How easy it is to implement it, this is another big improvement.

Finally, we will make further improvements. So far, Fastq.bio has gotten the metrics of interest by calling two different C functions, each of which evaluates a different set of metrics. One function returns information in the form of a histogram (that is, a list of values included in a range), while the other returns information about the location of the DNA sequence. Unfortunately this means that the same file has been read twice, which is unnecessary.

So let’s merge the two functions into one (without having to change the C code!). . We did some refactoring on the JavaScript side because of the different number of columns in the two outputs. It’s worth it: it gives us a 20-fold speed boost!

Finally, refactoring the code so that each file block is read only once improved our performance by a factor of 21.

Be careful

When using WebAssembly, don’t always expect 20x acceleration.

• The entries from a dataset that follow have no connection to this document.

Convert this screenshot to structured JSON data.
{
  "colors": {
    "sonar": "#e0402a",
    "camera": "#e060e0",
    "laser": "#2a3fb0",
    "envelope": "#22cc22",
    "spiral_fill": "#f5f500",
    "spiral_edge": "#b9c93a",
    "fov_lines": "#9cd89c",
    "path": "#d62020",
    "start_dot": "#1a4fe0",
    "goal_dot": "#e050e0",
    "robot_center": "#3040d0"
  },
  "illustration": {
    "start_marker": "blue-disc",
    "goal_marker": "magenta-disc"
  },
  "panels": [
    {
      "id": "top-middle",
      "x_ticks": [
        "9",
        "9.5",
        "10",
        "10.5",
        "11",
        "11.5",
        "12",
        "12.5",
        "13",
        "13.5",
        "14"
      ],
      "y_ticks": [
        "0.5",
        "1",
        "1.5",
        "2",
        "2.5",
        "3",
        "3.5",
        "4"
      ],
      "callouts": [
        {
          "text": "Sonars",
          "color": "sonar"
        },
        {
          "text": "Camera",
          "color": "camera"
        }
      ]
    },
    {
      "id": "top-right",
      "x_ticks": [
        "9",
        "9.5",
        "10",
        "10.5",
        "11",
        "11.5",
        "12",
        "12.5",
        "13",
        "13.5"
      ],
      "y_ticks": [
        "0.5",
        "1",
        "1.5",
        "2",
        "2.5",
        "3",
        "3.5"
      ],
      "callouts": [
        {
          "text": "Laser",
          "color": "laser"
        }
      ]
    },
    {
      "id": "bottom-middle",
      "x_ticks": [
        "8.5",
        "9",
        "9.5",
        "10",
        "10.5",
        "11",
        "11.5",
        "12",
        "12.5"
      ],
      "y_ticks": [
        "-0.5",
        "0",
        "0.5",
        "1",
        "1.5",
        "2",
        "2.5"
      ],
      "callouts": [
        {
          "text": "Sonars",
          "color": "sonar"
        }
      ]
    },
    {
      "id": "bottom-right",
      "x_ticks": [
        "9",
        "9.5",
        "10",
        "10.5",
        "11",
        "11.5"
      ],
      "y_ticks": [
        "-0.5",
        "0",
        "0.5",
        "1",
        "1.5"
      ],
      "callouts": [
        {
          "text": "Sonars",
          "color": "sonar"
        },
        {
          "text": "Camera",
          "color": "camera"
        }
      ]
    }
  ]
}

This can be slow if you load very large files in memory, or if you need a lot of communication between WebAssembly and JavaScript. You might only get twice the speed or even 20%.

conclusion

We’ve already seen a significant increase in processing speed by calling a compiled WebAssembly instead of JavaScript. Because the code needed for these calculations already exists in C, we get the added benefit of reusing trusted tools. As mentioned earlier, WebAssembly is not always suitable for this kind of work, so you need to use it wisely.

Welcome to pay attention to the public number: front-end pioneer, get more front-end dry goods.